This referencing isn’t one-sided, though. Jack Perry has mentioned the EVPs multiple times in backstage promos at New Japan, and even borrowed a few of their signature moves (locomotion northern lights, apron soccer kick, and top rope elbow) in a recent bout. It seems like there is definitely a story brewing when it comes to bringing Jack Perry back into the fold within AEW, especially when you consider they’ve already tried to recruit one of the other “Four Pillars”.

How does this play into my discussion around Adam Copeland, though? Well, the answer is simple, and his name is Christian Cage. Anyone familiar with Jack Perry’s work in AEW knows all about his history with Christian and how he turned on the younger man. Now that Perry himself is a heel, there’s a new layer of potential to tap into with that story. After all, if Jack Perry does come back into AEW aligned with the EVPs, Adam Copeland is going to need to find some friends.

Who better than one of his oldest, who’s already proved he’ll do whatever it takes to succeed? It’s often discussed how we could possibly see Copeland and Cage get to a point now in AEW where a reunion is even possible, and I think this storyline is the missing piece.
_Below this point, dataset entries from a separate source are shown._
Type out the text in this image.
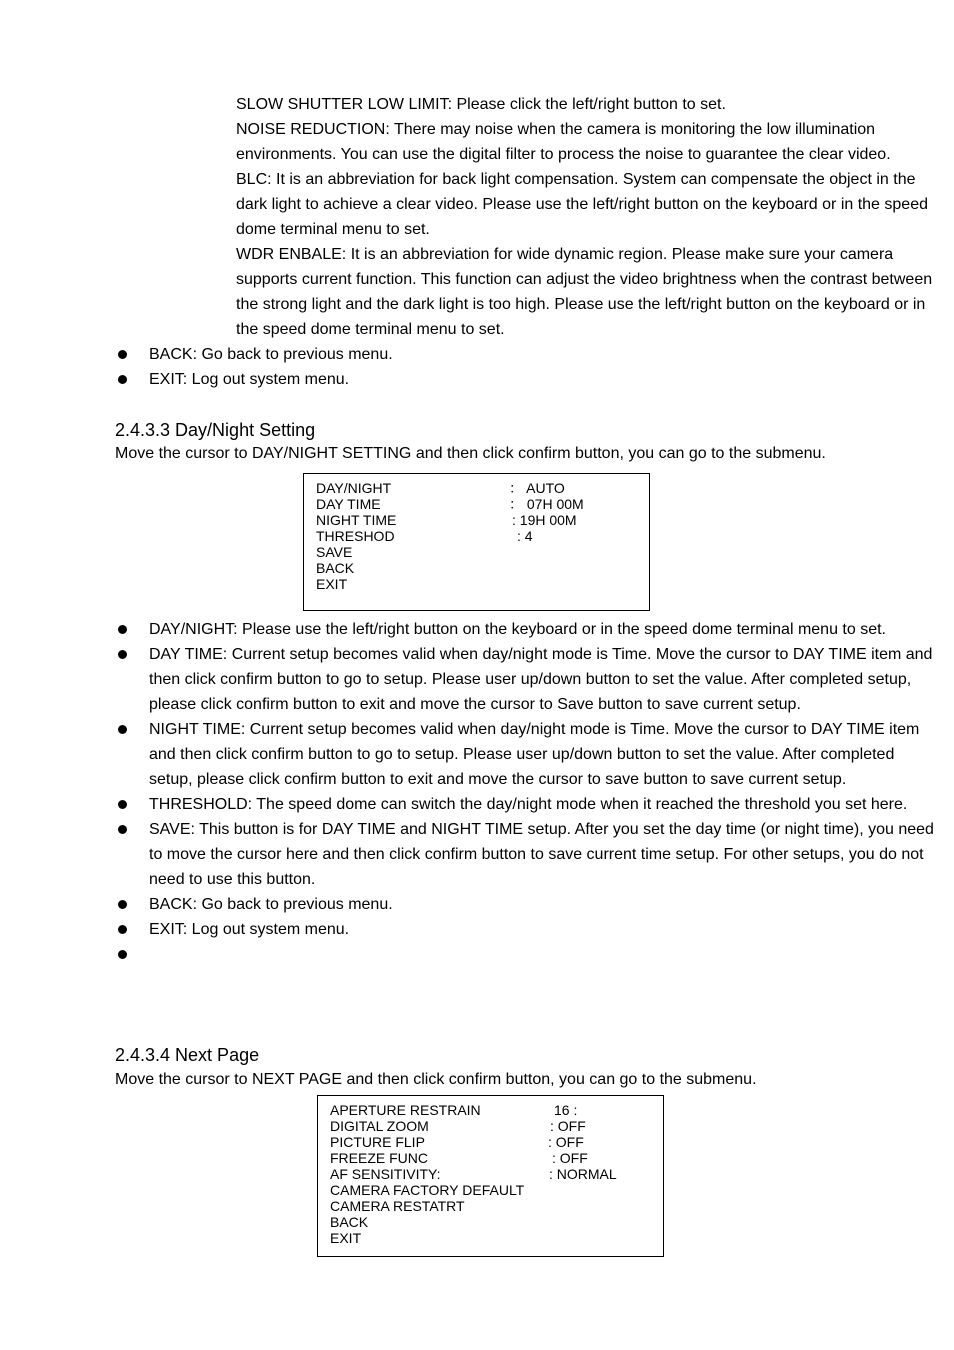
SLOW SHUTTER LOW LIMIT: Please click the left/right button to set.
NOISE REDUCTION: There may noise when the camera is monitoring the low illumination environments. You can use the digital filter to process the noise to guarantee the clear video.
BLC: It is an abbreviation for back light compensation. System can compensate the object in the dark light to achieve a clear video. Please use the left/right button on the keyboard or in the speed dome terminal menu to set.
WDR ENBALE: It is an abbreviation for wide dynamic region. Please make sure your camera supports current function. This function can adjust the video brightness when the contrast between the strong light and the dark light is too high. Please use the left/right button on the keyboard or in the speed dome terminal menu to set.
BACK: Go back to previous menu.
EXIT: Log out system menu.
2.4.3.3 Day/Night Setting
Move the cursor to DAY/NIGHT SETTING and then click confirm button, you can go to the submenu.
DAY/NIGHT	： AUTO
DAY TIME	： 07H 00M
NIGHT TIME	: 19H 00M
THRESHOD	: 4
SAVE
BACK
EXIT
DAY/NIGHT: Please use the left/right button on the keyboard or in the speed dome terminal menu to set.
DAY TIME: Current setup becomes valid when day/night mode is Time. Move the cursor to DAY TIME item and then click confirm button to go to setup. Please user up/down button to set the value. After completed setup, please click confirm button to exit and move the cursor to Save button to save current setup.
NIGHT TIME: Current setup becomes valid when day/night mode is Time. Move the cursor to DAY TIME item and then click confirm button to go to setup. Please user up/down button to set the value. After completed setup, please click confirm button to exit and move the cursor to save button to save current setup.
THRESHOLD: The speed dome can switch the day/night mode when it reached the threshold you set here.
SAVE: This button is for DAY TIME and NIGHT TIME setup. After you set the day time (or night time), you need to move the cursor here and then click confirm button to save current time setup. For other setups, you do not need to use this button.
BACK: Go back to previous menu.
EXIT: Log out system menu.
2.4.3.4 Next Page
Move the cursor to NEXT PAGE and then click confirm button, you can go to the submenu.
APERTURE RESTRAIN	16 :
DIGITAL ZOOM	: OFF
PICTURE FLIP	: OFF
FREEZE FUNC	: OFF
AF SENSITIVITY:	: NORMAL
CAMERA FACTORY DEFAULT
CAMERA RESTATRT
BACK
EXIT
The enemy of my enemy is my friend, as they say.

One last thing about Jack Perry as well. I’m not here to discuss whatever his intentions were at the time, but I do believe whatever he was looking to achieve has accidentally created an incredible piece of the story, if this is the direction they’re going. By fostering the situation that led to CM Punk’s release from AEW, he accidentally achieved the now primary goal of the Young Bucks – drive out the old veterans who have come from other places. It could be an absolutely ingenious tie-in – all it would take would be a simple line of “he’s been embracing our vision since before it even took shape!”.
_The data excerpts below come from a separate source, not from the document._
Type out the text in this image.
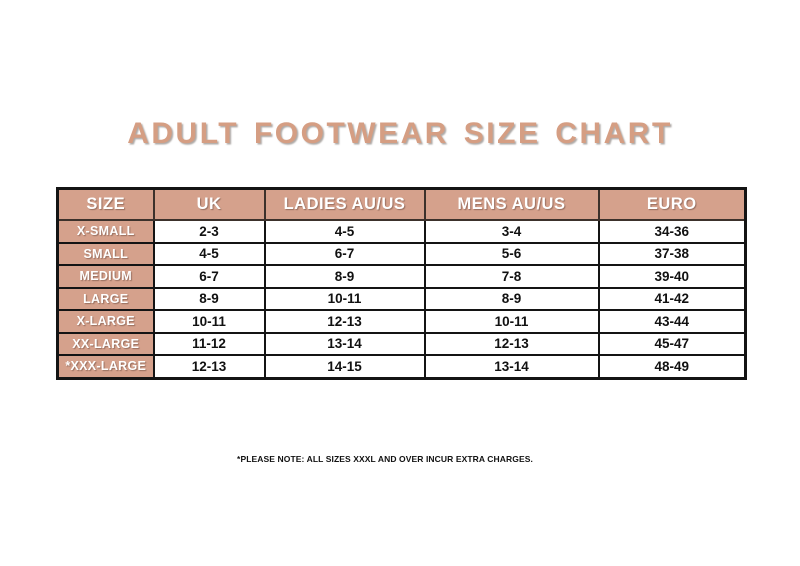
ADULT FOOTWEAR SIZE CHART
SIZE	UK	LADIES AU/US	MENS AU/US	EURO
X-SMALL	2-3	4-5	3-4	34-36
SMALL	4-5	6-7	5-6	37-38
MEDIUM	6-7	8-9	7-8	39-40
LARGE	8-9	10-11	8-9	41-42
X-LARGE	10-11	12-13	10-11	43-44
XX-LARGE	11-12	13-14	12-13	45-47
*XXX-LARGE	12-13	14-15	13-14	48-49
*PLEASE NOTE: ALL SIZES XXXL AND OVER INCUR EXTRA CHARGES.
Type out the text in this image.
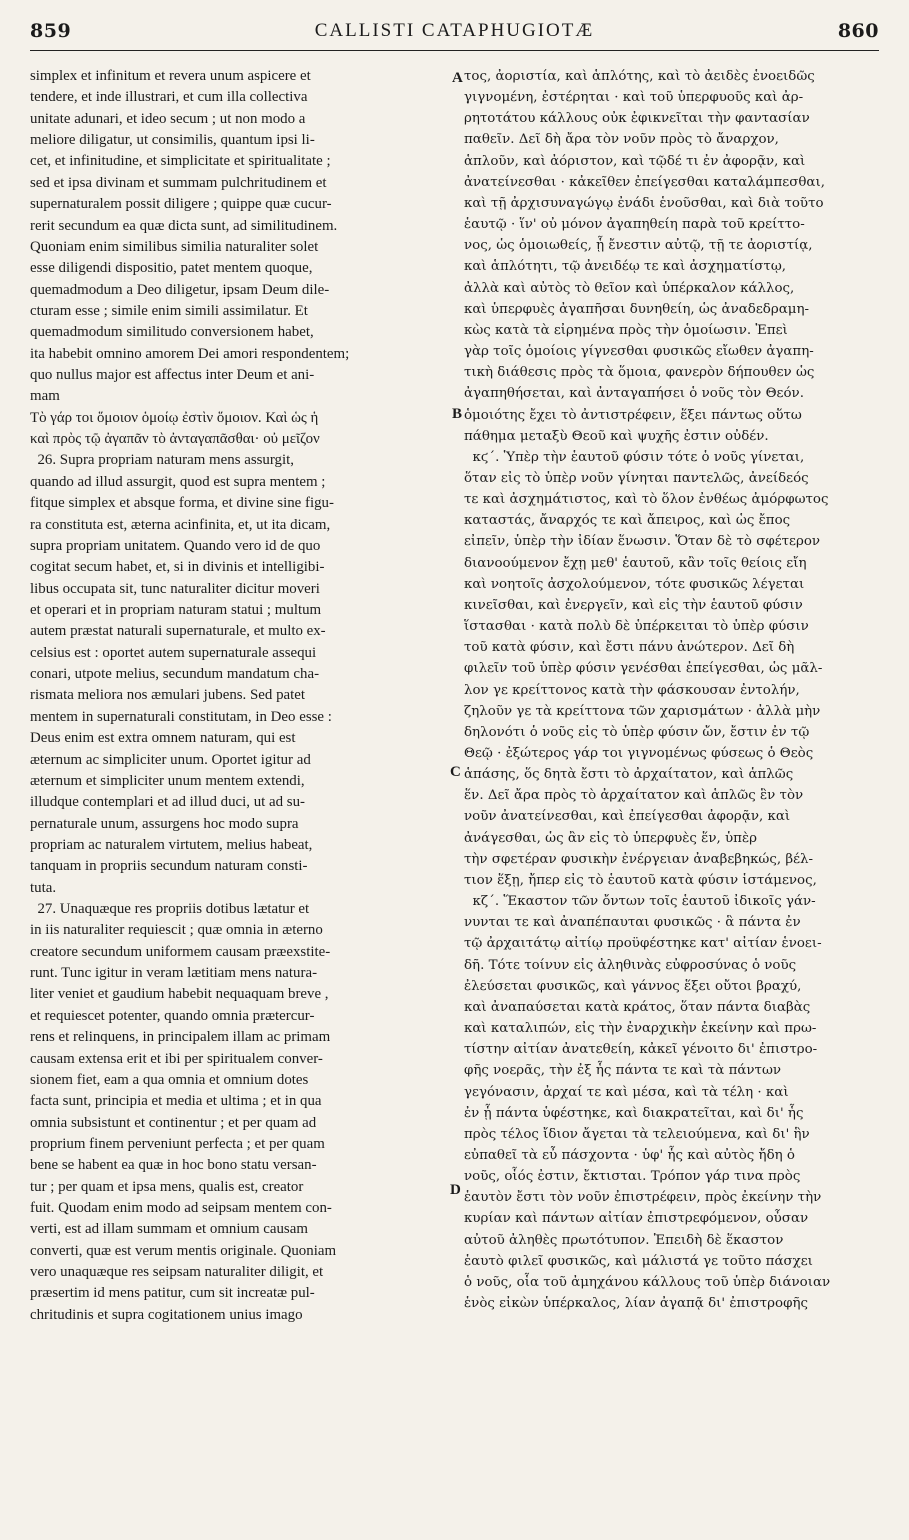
859	CALLISTI CATAPHUGIOTÆ	860
simplex et infinitum et revera unum aspicere et
tendere, et inde illustrari, et cum illa collectiva
unitate adunari, et ideo secum ; ut non modo a
meliore diligatur, ut consimilis, quantum ipsi li-
cet, et infinitudine, et simplicitate et spiritualitate ;
sed et ipsa divinam et summam pulchritudinem et
supernaturalem possit diligere ; quippe quæ cucur-
rerit secundum ea quæ dicta sunt, ad similitudinem.
Quoniam enim similibus similia naturaliter solet
esse diligendi dispositio, patet mentem quoque,
quemadmodum a Deo diligetur, ipsam Deum dile-
cturam esse ; simile enim simili assimilatur. Et
quemadmodum similitudo conversionem habet,
ita habebit omnino amorem Dei amori respondentem;
quo nullus major est affectus inter Deum et ani-
mam
Τὸ γάρ τοι ὅμοιον ὁμοίῳ ἐστὶν ὅμοιον. Καὶ ὡς ἡ
καὶ πρὸς τῷ ἀγαπᾶν τὸ ἀνταγαπᾶσθαι· οὐ μεῖζον
26. Supra propriam naturam mens assurgit,
quando ad illud assurgit, quod est supra mentem ;
fitque simplex et absque forma, et divine sine figu-
ra constituta est, æterna acinfinita, et, ut ita dicam,
supra propriam unitatem. Quando vero id de quo
cogitat secum habet, et, si in divinis et intelligibi-
libus occupata sit, tunc naturaliter dicitur moveri
et operari et in propriam naturam statui ; multum
autem præstat naturali supernaturale, et multo ex-
celsius est : oportet autem supernaturale assequi
conari, utpote melius, secundum mandatum cha-
rismata meliora nos æmulari jubens. Sed patet
mentem in supernaturali constitutam, in Deo esse :
Deus enim est extra omnem naturam, qui est
æternum ac simpliciter unum. Oportet igitur ad
æternum et simpliciter unum mentem extendi,
illudque contemplari et ad illud duci, ut ad su-
pernaturale unum, assurgens hoc modo supra
propriam ac naturalem virtutem, melius habeat,
tanquam in propriis secundum naturam consti-
tuta.
27. Unaquæque res propriis dotibus lætatur et
in iis naturaliter requiescit ; quæ omnia in æterno
creatore secundum uniformem causam præexstite-
runt. Tunc igitur in veram lætitiam mens natura-
liter veniet et gaudium habebit nequaquam breve ,
et requiescet potenter, quando omnia prætercur-
rens et relinquens, in principalem illam ac primam
causam extensa erit et ibi per spiritualem conver-
sionem fiet, eam a qua omnia et omnium dotes
facta sunt, principia et media et ultima ; et in qua
omnia subsistunt et continentur ; et per quam ad
proprium finem perveniunt perfecta ; et per quam
bene se habent ea quæ in hoc bono statu versan-
tur ; per quam et ipsa mens, qualis est, creator
fuit. Quodam enim modo ad seipsam mentem con-
verti, est ad illam summam et omnium causam
converti, quæ est verum mentis originale. Quoniam
vero unaquæque res seipsam naturaliter diligit, et
præsertim id mens patitur, cum sit increatæ pul-
chritudinis et supra cogitationem unius imago
τος, ἀοριστία, καὶ ἁπλότης, καὶ τὸ ἀειδὲς ἑνοειδῶς
γιγνομένη, ἐστέρηται · καὶ τοῦ ὑπερφυοῦς καὶ ἀρ-
ρητοτάτου κάλλους οὐκ ἐφικνεῖται τὴν φαντασίαν
παθεῖν. Δεῖ δὴ ἄρα τὸν νοῦν πρὸς τὸ ἄναρχον,
ἁπλοῦν, καὶ ἀόριστον, καὶ τῷδέ τι ἐν ἀφορᾷν, καὶ
ἀνατείνεσθαι · κἀκεῖθεν ἐπείγεσθαι καταλάμπεσθαι,
καὶ τῇ ἀρχισυναγώγῳ ἐνάδι ἑνοῦσθαι, καὶ διὰ τοῦτο
ἑαυτῷ · ἵν' οὐ μόνον ἀγαπηθείη παρὰ τοῦ κρείττο-
νος, ὡς ὁμοιωθείς, ᾗ ἔνεστιν αὐτῷ, τῇ τε ἀοριστίᾳ,
καὶ ἁπλότητι, τῷ ἀνειδέῳ τε καὶ ἀσχηματίστῳ,
ἀλλὰ καὶ αὐτὸς τὸ θεῖον καὶ ὑπέρκαλον κάλλος,
καὶ ὑπερφυὲς ἀγαπῆσαι δυνηθείη, ὡς ἀναδεδραμη-
κὼς κατὰ τὰ εἰρημένα πρὸς τὴν ὁμοίωσιν. Ἐπεὶ
γὰρ τοῖς ὁμοίοις γίγνεσθαι φυσικῶς εἴωθεν ἀγαπη-
τικὴ διάθεσις πρὸς τὰ ὅμοια, φανερὸν δήπουθεν ὡς
ἀγαπηθήσεται, καὶ ἀνταγαπήσει ὁ νοῦς τὸν Θεόν.
ὁμοιότης ἔχει τὸ ἀντιστρέφειν, ἕξει πάντως οὕτω
πάθημα μεταξὺ Θεοῦ καὶ ψυχῆς ἐστιν οὐδέν.
κϛ΄. Ὑπὲρ τὴν ἑαυτοῦ φύσιν τότε ὁ νοῦς γίνεται,
ὅταν εἰς τὸ ὑπὲρ νοῦν γίνηται παντελῶς, ἀνείδεός
τε καὶ ἀσχημάτιστος, καὶ τὸ ὅλον ἐνθέως ἀμόρφωτος
καταστάς, ἄναρχός τε καὶ ἄπειρος, καὶ ὡς ἔπος
εἰπεῖν, ὑπὲρ τὴν ἰδίαν ἕνωσιν. Ὅταν δὲ τὸ σφέτερον
διανοούμενον ἔχῃ μεθ' ἑαυτοῦ, κἂν τοῖς θείοις εἴη
καὶ νοητοῖς ἀσχολούμενον, τότε φυσικῶς λέγεται
κινεῖσθαι, καὶ ἐνεργεῖν, καὶ εἰς τὴν ἑαυτοῦ φύσιν
ἵστασθαι · κατὰ πολὺ δὲ ὑπέρκειται τὸ ὑπὲρ φύσιν
τοῦ κατὰ φύσιν, καὶ ἔστι πάνυ ἀνώτερον. Δεῖ δὴ
φιλεῖν τοῦ ὑπὲρ φύσιν γενέσθαι ἐπείγεσθαι, ὡς μᾶλ-
λον γε κρείττονος κατὰ τὴν φάσκουσαν ἐντολήν,
ζηλοῦν γε τὰ κρείττονα τῶν χαρισμάτων · ἀλλὰ μὴν
δηλονότι ὁ νοῦς εἰς τὸ ὑπὲρ φύσιν ὤν, ἔστιν ἐν τῷ
Θεῷ · ἐξώτερος γάρ τοι γιγνομένως φύσεως ὁ Θεὸς
ἁπάσης, ὅς δητὰ ἔστι τὸ ἀρχαίτατον, καὶ ἁπλῶς
ἕν. Δεῖ ἄρα πρὸς τὸ ἀρχαίτατον καὶ ἁπλῶς ἓν τὸν
νοῦν ἀνατείνεσθαι, καὶ ἐπείγεσθαι ἀφορᾷν, καὶ
ἀνάγεσθαι, ὡς ἂν εἰς τὸ ὑπερφυὲς ἕν, ὑπὲρ
τὴν σφετέραν φυσικὴν ἐνέργειαν ἀναβεβηκώς, βέλ-
τιον ἕξῃ, ἤπερ εἰς τὸ ἑαυτοῦ κατὰ φύσιν ἱστάμενος,
κζ΄. Ἕκαστον τῶν ὄντων τοῖς ἑαυτοῦ ἰδικοῖς γάν-
νυνται τε καὶ ἀναπέπαυται φυσικῶς · ἃ πάντα ἐν
τῷ ἀρχαιτάτῳ αἰτίῳ προϋφέστηκε κατ' αἰτίαν ἑνοει-
δῆ. Τότε τοίνυν εἰς ἀληθινὰς εὐφροσύνας ὁ νοῦς
ἐλεύσεται φυσικῶς, καὶ γάννος ἕξει οὔτοι βραχύ,
καὶ ἀναπαύσεται κατὰ κράτος, ὅταν πάντα διαβὰς
καὶ καταλιπών, εἰς τὴν ἐναρχικὴν ἐκείνην καὶ πρω-
τίστην αἰτίαν ἀνατεθείη, κἀκεῖ γένοιτο δι' ἐπιστρο-
φῆς νοερᾶς, τὴν ἐξ ἧς πάντα τε καὶ τὰ πάντων
γεγόνασιν, ἀρχαί τε καὶ μέσα, καὶ τὰ τέλη · καὶ
ἐν ᾗ πάντα ὑφέστηκε, καὶ διακρατεῖται, καὶ δι' ἧς
πρὸς τέλος ἴδιον ἄγεται τὰ τελειούμενα, καὶ δι' ἣν
εὐπαθεῖ τὰ εὖ πάσχοντα · ὑφ' ἧς καὶ αὐτὸς ἤδη ὁ
νοῦς, οἷός ἐστιν, ἔκτισται. Τρόπον γάρ τινα πρὸς
ἑαυτὸν ἔστι τὸν νοῦν ἐπιστρέφειν, πρὸς ἐκείνην τὴν
κυρίαν καὶ πάντων αἰτίαν ἐπιστρεφόμενον, οὖσαν
αὐτοῦ ἀληθὲς πρωτότυπον. Ἐπειδὴ δὲ ἕκαστον
ἑαυτὸ φιλεῖ φυσικῶς, καὶ μάλιστά γε τοῦτο πάσχει
ὁ νοῦς, οἷα τοῦ ἀμηχάνου κάλλους τοῦ ὑπὲρ διάνοιαν
ἑνὸς εἰκὼν ὑπέρκαλος, λίαν ἀγαπᾷ δι' ἐπιστροφῆς
A
B
C
D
Even with all that discussed, I still think there’s even more evidence that points to this being the story at play. Of course, a lot of my talking points here boil down to me believing that this is AEW taking a shot at producing some long-term storytelling for All In London this year, but there’s a handful of PPV’s before that, and one of them has an interesting match that will have implications in this.

At Dynasty, the Young Bucks will come face to face once again with FTR for the AEW tag belts. Of course, this match itself has a lot of history, and the two teams have been intertwined for years now. However, I think there’s two things people aren’t considering, which are the most relevant to whatever story is at play here: FTR are very well known friends of Adam Copeland, and the last time this matchup happened was in fact at All In. The former point could see some six man tag teams happening over summer as part of the build (eight-man and ten-man tags when we take stock of all the moving pieces surrounding this story, but that’s a discussion for another day). The latter is just another interesting note in how this all ties together.

Of course, this is all speculation on my part, but when you look at the moving pieces and all the evidence that is there, I just find it hard to ignore that this could be the play that AEW is making. I’m sure we’ll know more after Dynamite airs, and this will either age incredibly well, or it’ll just be a couple of fun theories I wrote about. Only time will tell.